Bloomberg campaign manager Kevin Sheekey downplayed that possibility of Biden grabbing momentum in South Carolina on Thursday morning, telling MSNBC, “Obviously it’d be an enormous blow to the vice president if he lost or just won by a little. But either way, South Carolina is not going to matter — it doesn’t appear to me that anyone is gonna get out of this race before that.”

Even if all of this comes together for Biden, though, that doesn’t mean he’s set. He succeeded in this week’s debate largely because the other candidates left him alone and he was able to drive a message — one that was focused on black voters who will be big factors not just in South Carolina, but in many states that are voting on Super Tuesday. If he wins South Carolina big and is a real contender after Super Tuesday, the pressure will be on again.
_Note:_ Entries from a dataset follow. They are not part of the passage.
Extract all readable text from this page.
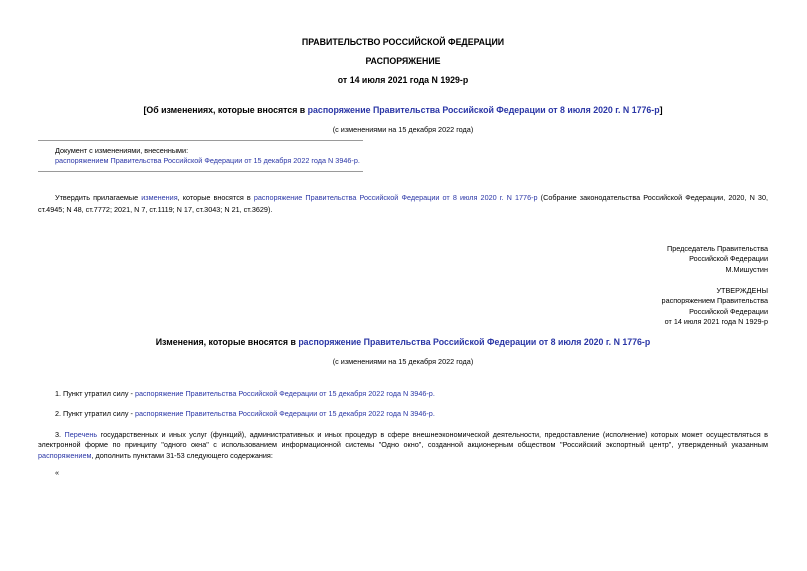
ПРАВИТЕЛЬСТВО РОССИЙСКОЙ ФЕДЕРАЦИИ
РАСПОРЯЖЕНИЕ
от 14 июля 2021 года N 1929-р
[Об изменениях, которые вносятся в распоряжение Правительства Российской Федерации от 8 июля 2020 г. N 1776-р]
(с изменениями на 15 декабря 2022 года)
Документ с изменениями, внесенными:
распоряжением Правительства Российской Федерации от 15 декабря 2022 года N 3946-р.
Утвердить прилагаемые изменения, которые вносятся в распоряжение Правительства Российской Федерации от 8 июля 2020 г. N 1776-р (Собрание законодательства Российской Федерации, 2020, N 30, ст.4945; N 48, ст.7772; 2021, N 7, ст.1119; N 17, ст.3043; N 21, ст.3629).
Председатель Правительства
Российской Федерации
М.Мишустин
УТВЕРЖДЕНЫ
распоряжением Правительства
Российской Федерации
от 14 июля 2021 года N 1929-р
Изменения, которые вносятся в распоряжение Правительства Российской Федерации от 8 июля 2020 г. N 1776-р
(с изменениями на 15 декабря 2022 года)
1. Пункт утратил силу - распоряжение Правительства Российской Федерации от 15 декабря 2022 года N 3946-р.
2. Пункт утратил силу - распоряжение Правительства Российской Федерации от 15 декабря 2022 года N 3946-р.
3. Перечень государственных и иных услуг (функций), административных и иных процедур в сфере внешнеэкономической деятельности, предоставление (исполнение) которых может осуществляться в электронной форме по принципу "одного окна" с использованием информационной системы "Одно окно", созданной акционерным обществом "Российский экспортный центр", утвержденный указанным распоряжением, дополнить пунктами 31-53 следующего содержания:
«
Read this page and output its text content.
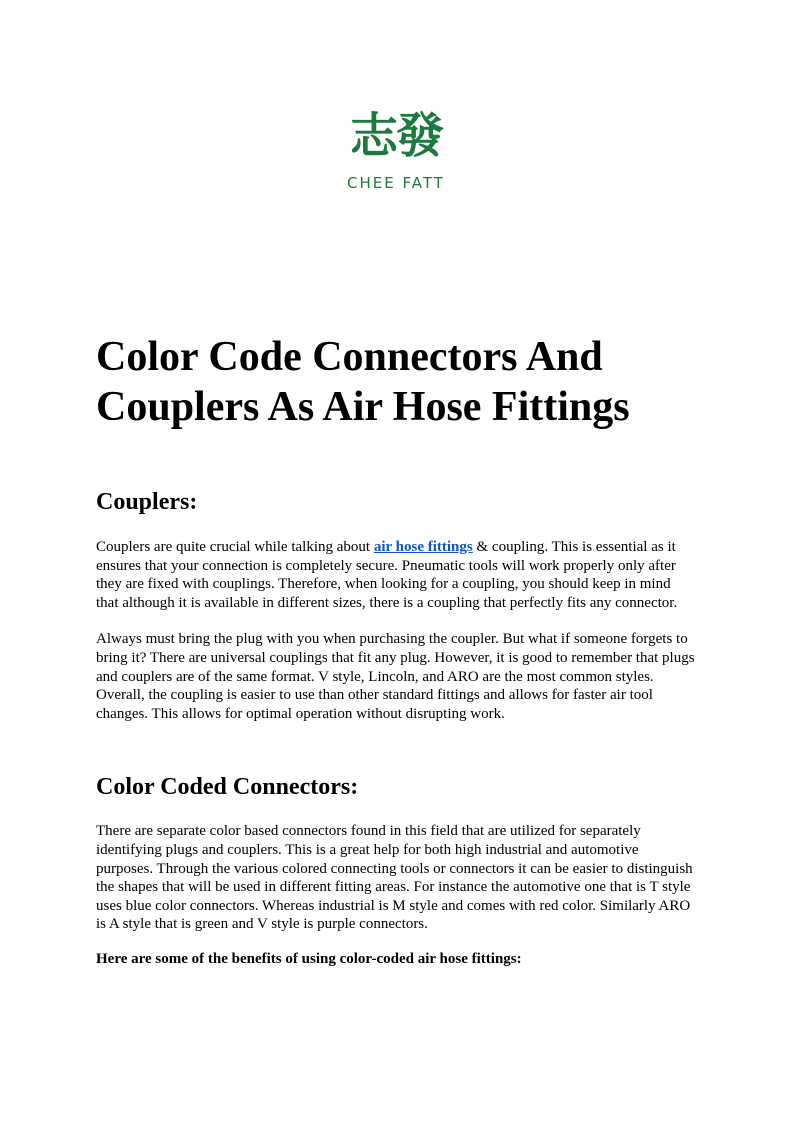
志發
CHEE FATT
Color Code Connectors And Couplers As Air Hose Fittings
Couplers:

Couplers are quite crucial while talking about air hose fittings & coupling. This is essential as it ensures that your connection is completely secure. Pneumatic tools will work properly only after they are fixed with couplings. Therefore, when looking for a coupling, you should keep in mind that although it is available in different sizes, there is a coupling that perfectly fits any connector.

Always must bring the plug with you when purchasing the coupler. But what if someone forgets to bring it? There are universal couplings that fit any plug. However, it is good to remember that plugs and couplers are of the same format. V style, Lincoln, and ARO are the most common styles. Overall, the coupling is easier to use than other standard fittings and allows for faster air tool changes. This allows for optimal operation without disrupting work.

Color Coded Connectors:

There are separate color based connectors found in this field that are utilized for separately identifying plugs and couplers. This is a great help for both high industrial and automotive purposes. Through the various colored connecting tools or connectors it can be easier to distinguish the shapes that will be used in different fitting areas. For instance the automotive one that is T style uses blue color connectors. Whereas industrial is M style and comes with red color. Similarly ARO is A style that is green and V style is purple connectors.

Here are some of the benefits of using color-coded air hose fittings:
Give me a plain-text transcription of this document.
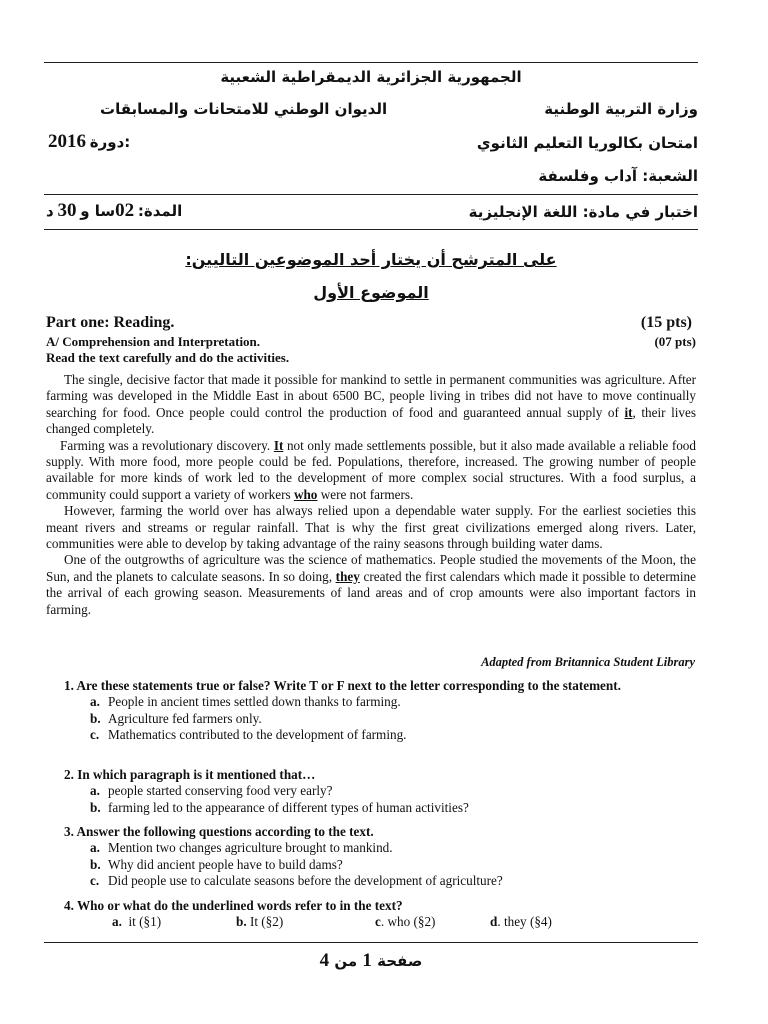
الجمهورية الجزائرية الديمقراطية الشعبية
وزارة التربية الوطنية
الديوان الوطني للامتحانات والمسابقات
امتحان بكالوريا التعليم الثانوي
2016 دورة:
الشعبة: آداب وفلسفة
اختبار في مادة: اللغة الإنجليزية
المدة: 02سا و 30 د
على المترشح أن يختار أحد الموضوعين التاليين:
الموضوع الأول
Part one: Reading.	(15 pts)
A/ Comprehension and Interpretation.	(07 pts)
Read the text carefully and do the activities.

The single, decisive factor that made it possible for mankind to settle in permanent communities was agriculture. After farming was developed in the Middle East in about 6500 BC, people living in tribes did not have to move continually searching for food. Once people could control the production of food and guaranteed annual supply of it, their lives changed completely.

Farming was a revolutionary discovery. It not only made settlements possible, but it also made available a reliable food supply. With more food, more people could be fed. Populations, therefore, increased. The growing number of people available for more kinds of work led to the development of more complex social structures. With a food surplus, a community could support a variety of workers who were not farmers.

However, farming the world over has always relied upon a dependable water supply. For the earliest societies this meant rivers and streams or regular rainfall. That is why the first great civilizations emerged along rivers. Later, communities were able to develop by taking advantage of the rainy seasons through building water dams.

One of the outgrowths of agriculture was the science of mathematics. People studied the movements of the Moon, the Sun, and the planets to calculate seasons. In so doing, they created the first calendars which made it possible to determine the arrival of each growing season. Measurements of land areas and of crop amounts were also important factors in farming.

Adapted from Britannica Student Library
1. Are these statements true or false? Write T or F next to the letter corresponding to the statement.
a. People in ancient times settled down thanks to farming.
b. Agriculture fed farmers only.
c. Mathematics contributed to the development of farming.
2. In which paragraph is it mentioned that…
a. people started conserving food very early?
b. farming led to the appearance of different types of human activities?
3. Answer the following questions according to the text.
a. Mention two changes agriculture brought to mankind.
b. Why did ancient people have to build dams?
c. Did people use to calculate seasons before the development of agriculture?
4. Who or what do the underlined words refer to in the text?
a. it (§1)	b. It (§2)	c. who (§2)	d. they (§4)
صفحة 1 من 4
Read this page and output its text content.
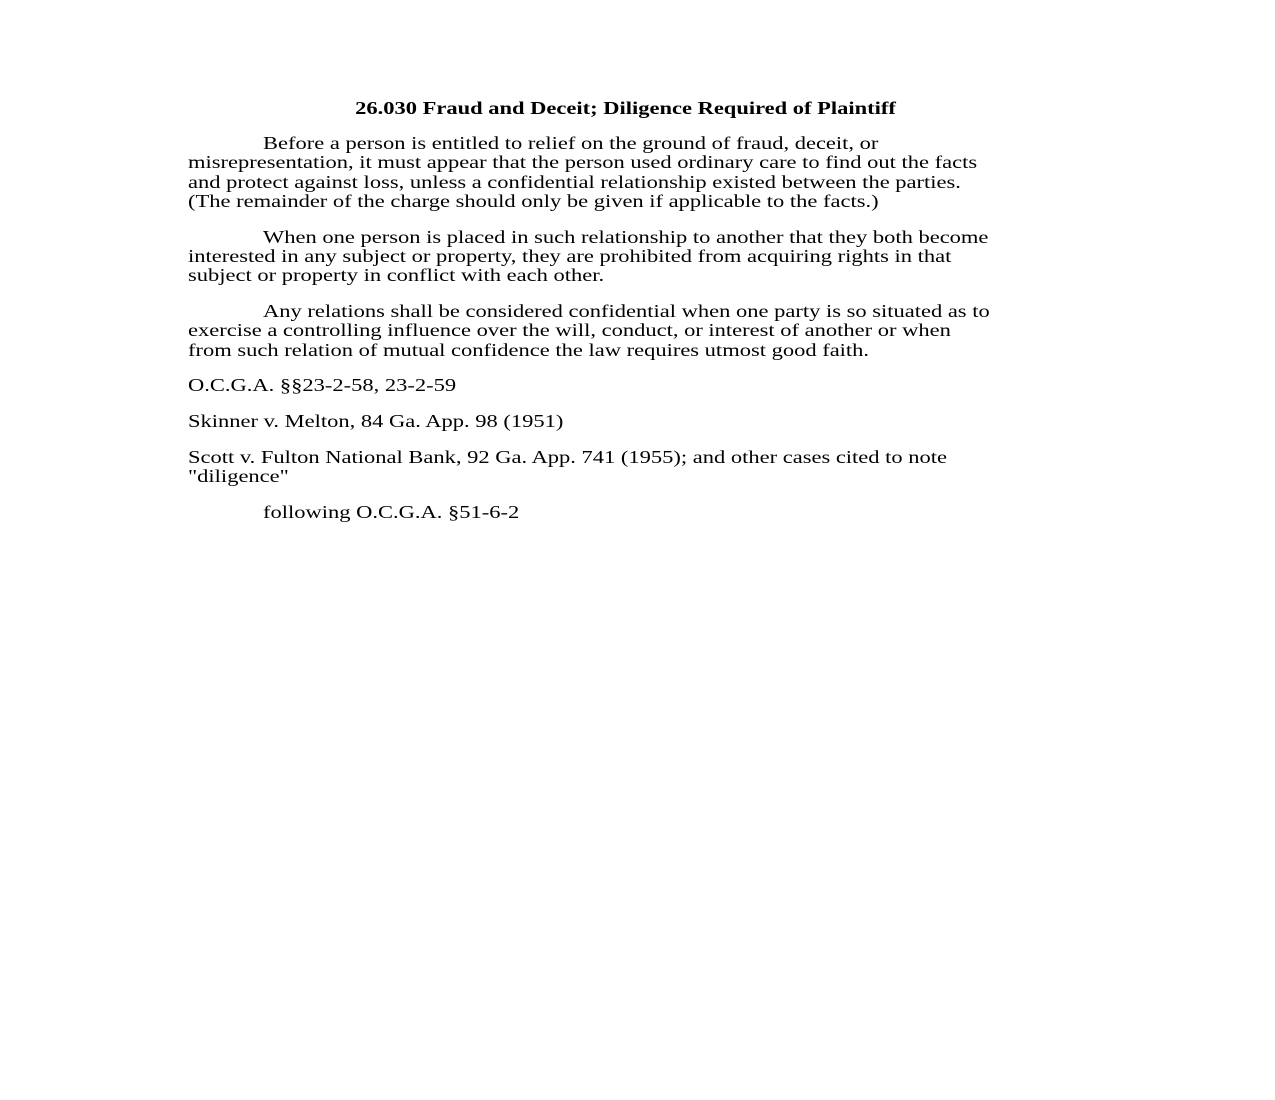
26.030 Fraud and Deceit; Diligence Required of Plaintiff
Before a person is entitled to relief on the ground of fraud, deceit, or
misrepresentation, it must appear that the person used ordinary care to find out the facts
and protect against loss, unless a confidential relationship existed between the parties.
(The remainder of the charge should only be given if applicable to the facts.)
When one person is placed in such relationship to another that they both become
interested in any subject or property, they are prohibited from acquiring rights in that
subject or property in conflict with each other.
Any relations shall be considered confidential when one party is so situated as to
exercise a controlling influence over the will, conduct, or interest of another or when
from such relation of mutual confidence the law requires utmost good faith.
O.C.G.A. §§23-2-58, 23-2-59
Skinner v. Melton, 84 Ga. App. 98 (1951)
Scott v. Fulton National Bank, 92 Ga. App. 741 (1955); and other cases cited to note
"diligence"
following O.C.G.A. §51-6-2
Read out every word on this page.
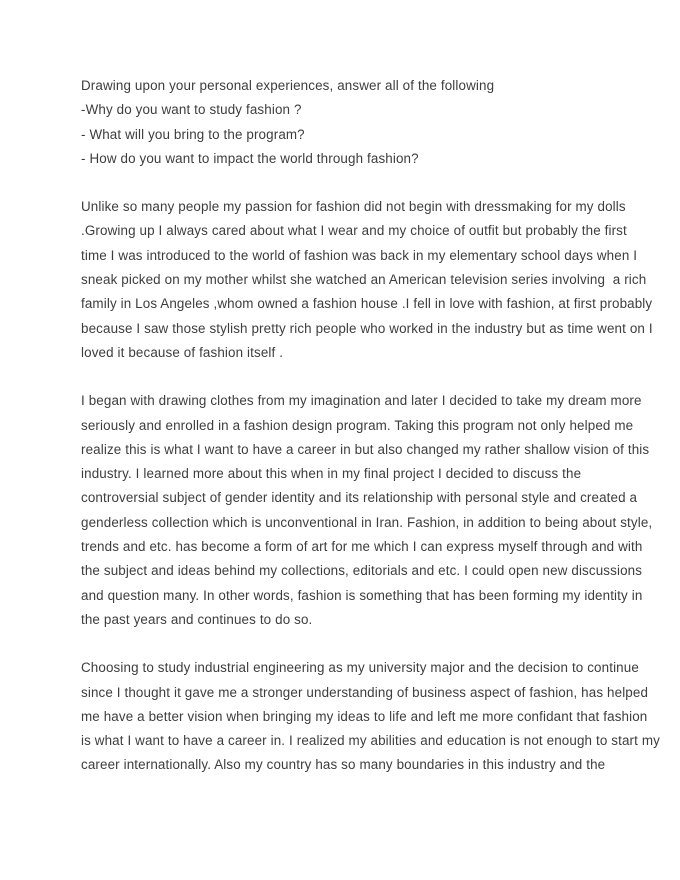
Drawing upon your personal experiences, answer all of the following
-Why do you want to study fashion ?
- What will you bring to the program?
- How do you want to impact the world through fashion?
Unlike so many people my passion for fashion did not begin with dressmaking for my dolls
.Growing up I always cared about what I wear and my choice of outfit but probably the first
time I was introduced to the world of fashion was back in my elementary school days when I
sneak picked on my mother whilst she watched an American television series involving  a rich
family in Los Angeles ,whom owned a fashion house .I fell in love with fashion, at first probably
because I saw those stylish pretty rich people who worked in the industry but as time went on I
loved it because of fashion itself .
I began with drawing clothes from my imagination and later I decided to take my dream more
seriously and enrolled in a fashion design program. Taking this program not only helped me
realize this is what I want to have a career in but also changed my rather shallow vision of this
industry. I learned more about this when in my final project I decided to discuss the
controversial subject of gender identity and its relationship with personal style and created a
genderless collection which is unconventional in Iran. Fashion, in addition to being about style,
trends and etc. has become a form of art for me which I can express myself through and with
the subject and ideas behind my collections, editorials and etc. I could open new discussions
and question many. In other words, fashion is something that has been forming my identity in
the past years and continues to do so.
Choosing to study industrial engineering as my university major and the decision to continue
since I thought it gave me a stronger understanding of business aspect of fashion, has helped
me have a better vision when bringing my ideas to life and left me more confidant that fashion
is what I want to have a career in. I realized my abilities and education is not enough to start my
career internationally. Also my country has so many boundaries in this industry and the
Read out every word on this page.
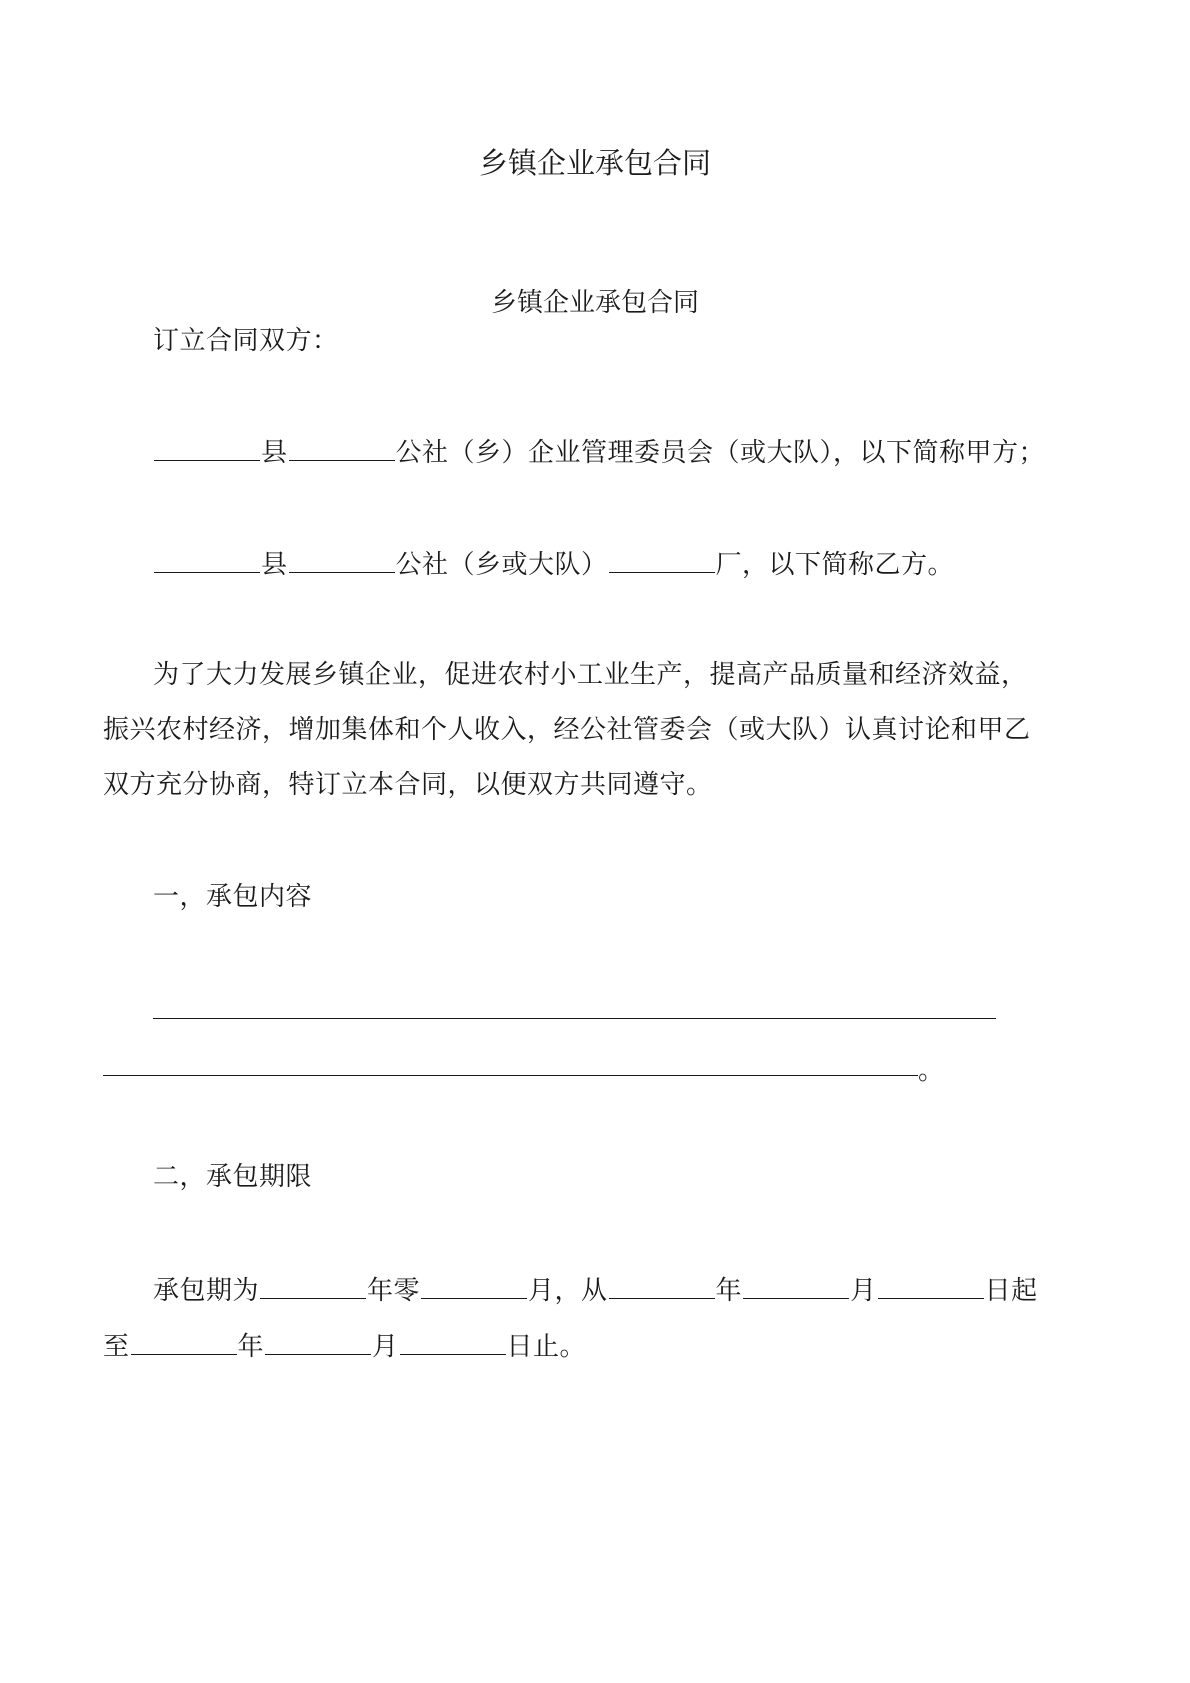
乡镇企业承包合同
乡镇企业承包合同
订立合同双方：
县	公社（乡）企业管理委员会（或大队），以下简称甲方；
县	公社（乡或大队）	厂，以下简称乙方。
为了大力发展乡镇企业，促进农村小工业生产，提高产品质量和经济效益，
振兴农村经济，增加集体和个人收入，经公社管委会（或大队）认真讨论和甲乙
双方充分协商，特订立本合同，以便双方共同遵守。
一，承包内容
。
二，承包期限
承包期为	年零	月，从	年	月	日起
至	年	月	日止。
And Biden hasn’t exactly handled the pressure well.

His candidacy also continues to feature major questions. Just this week, The Washington Post’s Fact Checker gave him four Pinocchios for his noncredible claim to have been arrested trying to see Nelson Mandela in South Africa. It wasn’t a huge story, but if he’s back in contention, it certainly would be. He’s also been a thoroughly unsteady candidate, which seems to be part of the reason he faded in the first place.

In other words, a big win in South Carolina and a strong Super Tuesday wouldn’t be a cure-all for Biden. But it’s the opening he hoped for earlier this month, and it wasn’t clear it would be there a few weeks ago.